The JSCCIB has forecast GDP growth at 4.4 to 4.8 per cent this year, compared to 3.9 per cent in 2017. Export growth is predicted at 8 to 10 per cent, compared to 9.9 per cent last year. Inflation is set to increase from 0.9 to 1.5 per cent compared to a 0.7 per cent in 2017.
“Economic growth in the third quarter has slowed compared to the first half of this year. Exports, tourism, agriculture and manufacturing sectors have also seen a slump in growth rates in the third quarter,” says Kalin.
He pointed to an alarming decrease in the number of Chinese tourists visiting the Kingdom since the middle of this year.
In August, 867,000 visited the Kingdom, down 11.77 per cent month on month. In September, only 648,000 Chinese tourists visited, another 14.89 per cent fall month on month, according to the JSCCIB.
“One of the key contributors to this slump in Thailand’s third quarter economic growth is the ongoing US-China trade war,” he says.
“The trade war has led to the depreciation of the Chinese yuan in the past few months,” he said. “This has led to a reduction in the purchasing power of Chinese tourists and businesses, a key reason contributing to the declining rate of Chinese tourists visiting Thailand.”

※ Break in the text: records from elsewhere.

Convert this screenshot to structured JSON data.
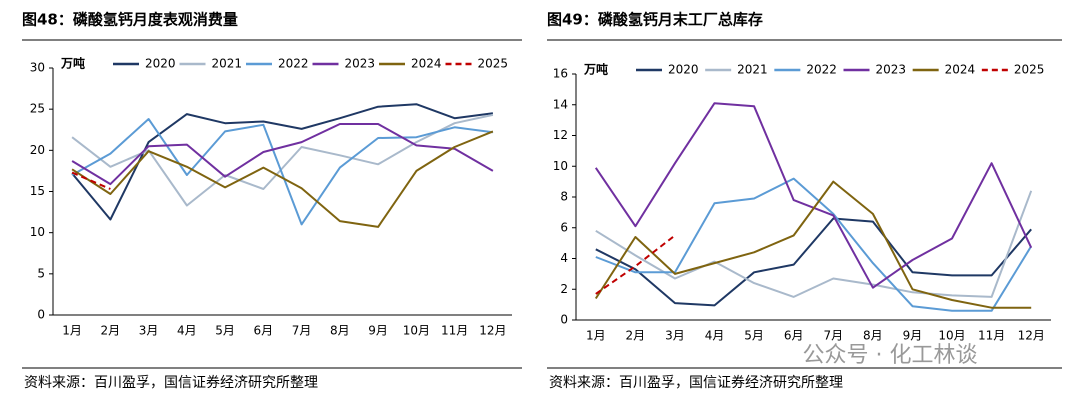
{
  "chart_data": [
    {
      "type": "line",
      "title": "图48：磷酸氢钙月度表观消费量",
      "unit": "万吨",
      "source": "资料来源：百川盈孚，国信证券经济研究所整理",
      "categories": [
        "1月",
        "2月",
        "3月",
        "4月",
        "5月",
        "6月",
        "7月",
        "8月",
        "9月",
        "10月",
        "11月",
        "12月"
      ],
      "ylim": [
        0,
        30
      ],
      "yticks": [
        0,
        5,
        10,
        15,
        20,
        25,
        30
      ],
      "series": [
        {
          "name": "2020",
          "color": "#1f3864",
          "values": [
            17.2,
            11.6,
            21,
            24.4,
            23.3,
            23.5,
            22.6,
            23.9,
            25.3,
            25.6,
            23.9,
            24.5
          ]
        },
        {
          "name": "2021",
          "color": "#a9b9cb",
          "values": [
            21.6,
            18,
            20,
            13.3,
            17,
            15.3,
            20.4,
            19.4,
            18.3,
            21,
            23.3,
            24.3
          ]
        },
        {
          "name": "2022",
          "color": "#5b9bd5",
          "values": [
            17,
            19.6,
            23.8,
            17,
            22.3,
            23.1,
            11,
            17.9,
            21.5,
            21.6,
            22.8,
            22.2
          ]
        },
        {
          "name": "2023",
          "color": "#7030a0",
          "values": [
            18.7,
            15.9,
            20.5,
            20.7,
            16.8,
            19.8,
            21,
            23.2,
            23.2,
            20.6,
            20.2,
            17.5
          ]
        },
        {
          "name": "2024",
          "color": "#7f6410",
          "values": [
            17.7,
            14.7,
            19.9,
            18,
            15.5,
            17.9,
            15.4,
            11.4,
            10.7,
            17.5,
            20.4,
            22.3
          ]
        },
        {
          "name": "2025",
          "color": "#c00000",
          "style": "dashed",
          "values": [
            17.3,
            15.3,
            null,
            null,
            null,
            null,
            null,
            null,
            null,
            null,
            null,
            null
          ]
        }
      ]
    },
    {
      "type": "line",
      "title": "图49：磷酸氢钙月末工厂总库存",
      "unit": "万吨",
      "source": "资料来源：百川盈孚，国信证券经济研究所整理",
      "categories": [
        "1月",
        "2月",
        "3月",
        "4月",
        "5月",
        "6月",
        "7月",
        "8月",
        "9月",
        "10月",
        "11月",
        "12月"
      ],
      "ylim": [
        0,
        16
      ],
      "yticks": [
        0,
        2,
        4,
        6,
        8,
        10,
        12,
        14,
        16
      ],
      "series": [
        {
          "name": "2020",
          "color": "#1f3864",
          "values": [
            4.6,
            3.3,
            1.1,
            0.95,
            3.1,
            3.6,
            6.6,
            6.4,
            3.1,
            2.9,
            2.9,
            5.9
          ]
        },
        {
          "name": "2021",
          "color": "#a9b9cb",
          "values": [
            5.8,
            4.2,
            2.7,
            3.8,
            2.4,
            1.5,
            2.7,
            2.3,
            1.8,
            1.6,
            1.5,
            8.4
          ]
        },
        {
          "name": "2022",
          "color": "#5b9bd5",
          "values": [
            4.1,
            3.1,
            3.1,
            7.6,
            7.9,
            9.2,
            6.9,
            3.7,
            0.9,
            0.6,
            0.6,
            4.8
          ]
        },
        {
          "name": "2023",
          "color": "#7030a0",
          "values": [
            9.9,
            6.1,
            10.2,
            14.1,
            13.9,
            7.8,
            6.8,
            2.1,
            3.9,
            5.3,
            10.2,
            4.7
          ]
        },
        {
          "name": "2024",
          "color": "#7f6410",
          "values": [
            1.4,
            5.4,
            3.0,
            3.7,
            4.4,
            5.5,
            9.0,
            6.9,
            2.0,
            1.3,
            0.8,
            0.8
          ]
        },
        {
          "name": "2025",
          "color": "#c00000",
          "style": "dashed",
          "values": [
            1.7,
            3.5,
            5.5,
            null,
            null,
            null,
            null,
            null,
            null,
            null,
            null,
            null
          ]
        }
      ]
    }
  ],
  "watermark": "公众号 · 化工林谈"
}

“The Thai government aims to stimulate tourism by exempting visa application fees for tourists from 21 countries. Furthermore, the JSCCIB has urged the government to prioritise its regulatory guillotine project to target unnecessary legislation which hinders the convenience of tourists coming to Thailand,” Kalin said.
“Furthermore, we expect the Thai government to increase spending to stimulate the economy through its various projects such as investing in the infrastructure of the Eastern Economic Corridor [EEC],” he said.
Kalin dismissed concerns over the US decision to remove 11 Thai items from its Generalised System of Preferences (GSP), a US tariff-exemption programme.
“The 11 GSP items make up a very small portion of Thai exports to the US and a fraction of total Thai exports,” he says.
In 2017, the 11 GSP items had a total value of US$46 million or 1.11 per cent of total GSP exports with a total value of $4.2 billion. Furthermore, the GSP products only make up 16 per cent of total Thai-US exports.
“Despite these setbacks, we expect the GDP and exports for 2018 to grow at a satisfying rate,” he said.
Thailand’s exports in September were valued at $ 20.7 billion, down 5.2 per cent year on year. When converted to Thai baht, it was valued at Bt676.410 billion, down 6.2 per cent year on year, Ghanyapad Tantipipatpong, chairman of the Thai National Shippers’ Council (TNSC), said yesterday at a separate event.
Despite the decline in exports, the TNSC still predicts export growth of 8 per cent for 2018. However, export growth for 2019 has been cut to 5 per cent due to the impacts of the US-China trade war, according to Ghanyapad.